When you rent an apartment or house, you'll need to provide the landlord with a security deposit. This is usually for an amount equivalent to one or two months' rent, and you may not be able to take up residency until the checks for the security deposit and first rent payments have cleared.
In many places there are legal regulations that limit the amount of security deposits. Legally, a security deposit is considered a loan from the renter to the landlord. In some countries and some U.S. states, the deposit must be kept in a separate bank account [source: Nolo]. In other places, it is enough to give an undated check that will only be cashed in the event that it is needed. The "loan" must be repaid to the renter (some places even require that interest be added to it) when the contract expires, except under certain circumstances spelled out in the contract.

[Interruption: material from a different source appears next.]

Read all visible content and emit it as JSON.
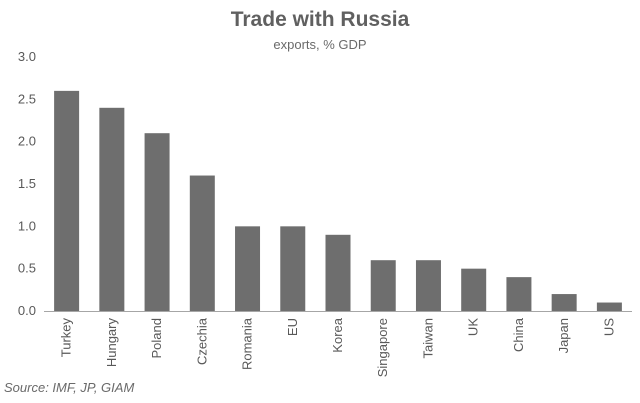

Usually, lease agreements state that the security deposit will be used by the landlord in the event that there is damage to the property beyond what can be expected from normal use. The money will cover the cost of repairs or cleaning required to return the property to its expected state.[source: California DCA]. This is the area of rental contracts that is most open to interpretation and therefore to disagreement. What exactly does "normal wear and tear" entail? Just what is "normal use"? It may be obvious when furniture that was in good condition is broken, when the children have scribbled all over the walls in indelible markers, or if the tenant has ruined the oven while running an illegal bakery out of the kitchen. However, if the furniture was old and shaky to begin with, if there are a few dirty handprints around the door frames, or the gas burners on the stove suddenly refuse to light, then it might not be so clear. While there is always some room for differences of opinion, a detailed contract is the best way to limit disputes of this type.